Çalıştaya Türkiye Tarım ve Köy İşleri eski Bakanı Mehdi Eker de katıldı.

Mehdi Eker konuşmasında Kürt-Türk ilişkilerinin tarihsel arka planını anlattı ve aslında 1800’lerde Ortadoğu’da sınırlar çizilirken Kürtlerin ayrı devlet istemediğini, Osmanlı İmparatorluğu bünyesinde kalmayı tercih ettiğini belirtti.

“1970’lerde başlayan PKK isyanı Kürtlerin canı gönülden desteklediği bir hareket değildi ama gelişip serpilmesinde, devletin yanlış yaklaşımının payı büyüktür” diyen Eker, bu sorunun çözülmesi durumunda Türiye’nin büyük bir aşama kattedeceğini söyledi:

“Bölgemizde yaşananların hiçbiri bugün ya da son birkaç yılda ortaya çıkmadı”

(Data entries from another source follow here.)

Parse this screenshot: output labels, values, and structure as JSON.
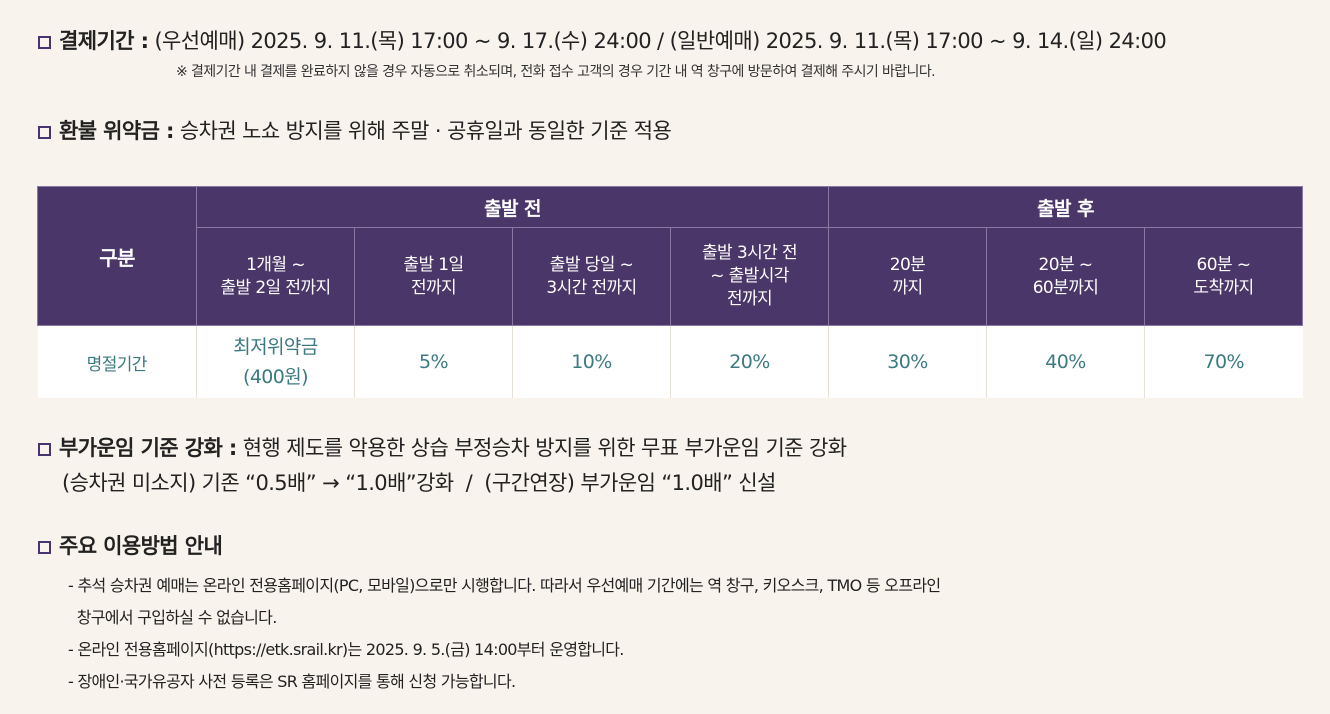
{
  "payment": {
    "heading": "결제기간 :",
    "text": "(우선예매) 2025. 9. 11.(목) 17:00 ~ 9. 17.(수) 24:00 / (일반예매) 2025. 9. 11.(목) 17:00 ~ 9. 14.(일) 24:00",
    "note": "※ 결제기간 내 결제를 완료하지 않을 경우 자동으로 취소되며, 전화 접수 고객의 경우 기간 내 역 창구에 방문하여 결제해 주시기 바랍니다."
  },
  "refund": {
    "heading": "환불 위약금 :",
    "text": "승차권 노쇼 방지를 위해 주말 · 공휴일과 동일한 기준 적용"
  },
  "table": {
    "gubun": "구분",
    "before": "출발 전",
    "after": "출발 후",
    "cols": [
      "1개월 ~\n출발 2일 전까지",
      "출발 1일\n전까지",
      "출발 당일 ~\n3시간 전까지",
      "출발 3시간 전\n~ 출발시각\n전까지",
      "20분\n까지",
      "20분 ~\n60분까지",
      "60분 ~\n도착까지"
    ],
    "row_label": "명절기간",
    "values": [
      "최저위약금\n(400원)",
      "5%",
      "10%",
      "20%",
      "30%",
      "40%",
      "70%"
    ]
  },
  "surcharge": {
    "heading": "부가운임 기준 강화 :",
    "text": "현행 제도를 악용한 상습 부정승차 방지를 위한 무표 부가운임 기준 강화",
    "line2": "(승차권 미소지) 기존 “0.5배” → “1.0배”강화  /  (구간연장) 부가운임 “1.0배” 신설"
  },
  "usage": {
    "heading": "주요 이용방법 안내",
    "items": [
      "- 추석 승차권 예매는 온라인 전용홈페이지(PC, 모바일)으로만 시행합니다. 따라서 우선예매 기간에는 역 창구, 키오스크, TMO 등 오프라인",
      "  창구에서 구입하실 수 없습니다.",
      "- 온라인 전용홈페이지(https://etk.srail.kr)는 2025. 9. 5.(금) 14:00부터 운영합니다.",
      "- 장애인·국가유공자 사전 등록은 SR 홈페이지를 통해 신청 가능합니다."
    ]
  }
}
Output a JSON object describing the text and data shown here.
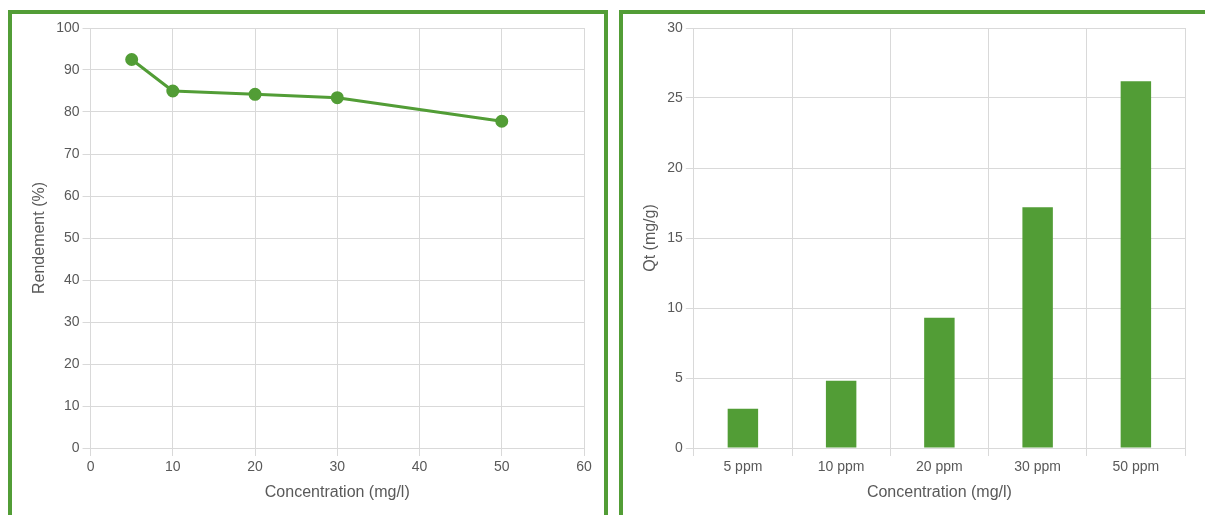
{
  "chart_data": [
    {
      "type": "line",
      "xlabel": "Concentration (mg/l)",
      "ylabel": "Rendement (%)",
      "x": [
        5,
        10,
        20,
        30,
        50
      ],
      "series": [
        {
          "color": "#529d36",
          "values": [
            92.5,
            85,
            84.2,
            83.4,
            77.8
          ]
        }
      ],
      "xlim": [
        0,
        60
      ],
      "xticks": [
        0,
        10,
        20,
        30,
        40,
        50,
        60
      ],
      "ylim": [
        0,
        100
      ],
      "yticks": [
        0,
        10,
        20,
        30,
        40,
        50,
        60,
        70,
        80,
        90,
        100
      ],
      "grid": true,
      "marker": "circle",
      "line_style": "solid"
    },
    {
      "type": "bar",
      "xlabel": "Concentration (mg/l)",
      "ylabel": "Qt (mg/g)",
      "categories": [
        "5 ppm",
        "10 ppm",
        "20 ppm",
        "30 ppm",
        "50 ppm"
      ],
      "series": [
        {
          "color": "#529d36",
          "values": [
            2.8,
            4.8,
            9.3,
            17.2,
            26.2
          ]
        }
      ],
      "ylim": [
        0,
        30
      ],
      "yticks": [
        0,
        5,
        10,
        15,
        20,
        25,
        30
      ],
      "grid": true
    }
  ]
}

Mehdi Eker’in çalıştay konuşmasının tam metni şöyle:

Önemli bir tarihi süreçten geçmekteyiz. Sadece bir parçası olduğumuz Ortadoğu’da değil Karadeniz ve Akdeniz havzalarında da ciddi siyasi sorunlar ve sıcak çatışmalar, savaşlar sürmekte tarifsiz acılar yaşanmakta, tarihin kaydettiği en trajik en vahşi saldırılar masum insanları, kadınları, çocukları yok etmektedir. Çevredeki bütün bu vahşi saldırı ve işgallerin ortasında Türkiye’de umut veren farklı bir süreç gelişiyor. Terörsüz Türkiye barış süreci ya da başka bir başlık, ismi önemli değil, bugün bunu konuşuyoruz. Geçmişi bugünü ve gelecek tasavvuru ile bu konuyu değerlendiriyoruz.

Değerli katılımcılar bölgemizde yaşananların hiçbiri bugün ya da son birkaç yılda ortaya çıkmış değildir. Bu nedenle yaşadığımız süreci tarihsel arka planıyla birlikte değerlendirmek daha doğru olur kanaatindeyim. Çünkü biz tarihi, hikaye ya da masal olsun diye değil dünü doğru anlama ve yorumlama bugünü ve geleceği de doğru kurgulamak için öğreniriz.

AB nasıl doğdu?

Dünya son yüzyılda Avrupa’nın başlattığı iki cihan harbi yaşadı. Birine 1’inci diğerine 2’nci dünya savaşı dediler. Kayıtlara göre iki savaşta toplam 81-82 milyon insan öldürüldü. İnsanlık tarihinde ilk olarak geliştirilen atom bombaları bile kullanıldı. Bu iki savaştan ikincisi yani bugün bu salonda dünya barış gününü kutlamaya ya da idrak etme vesilesi olan 1 Eylül 1939’da Almanların Polonya’yı işgal etmesiyle başlatıp 1945’te sonlanan savaş büyük ölçüde Avrupalıların iç savaşı idi. Bu savaş bitti, sonra adına Avrupa Birliği denilen bir bütünleşme projesi ile sonuçlandı. Avrupa değerleri oluşturuldu, bu değerler üzerinden bir entegrasyon projesi olarak önce Kömür Çelik Birliği, Ortak Pazar, sonrasında siyasi birlik olarak bugünkü halini aldı.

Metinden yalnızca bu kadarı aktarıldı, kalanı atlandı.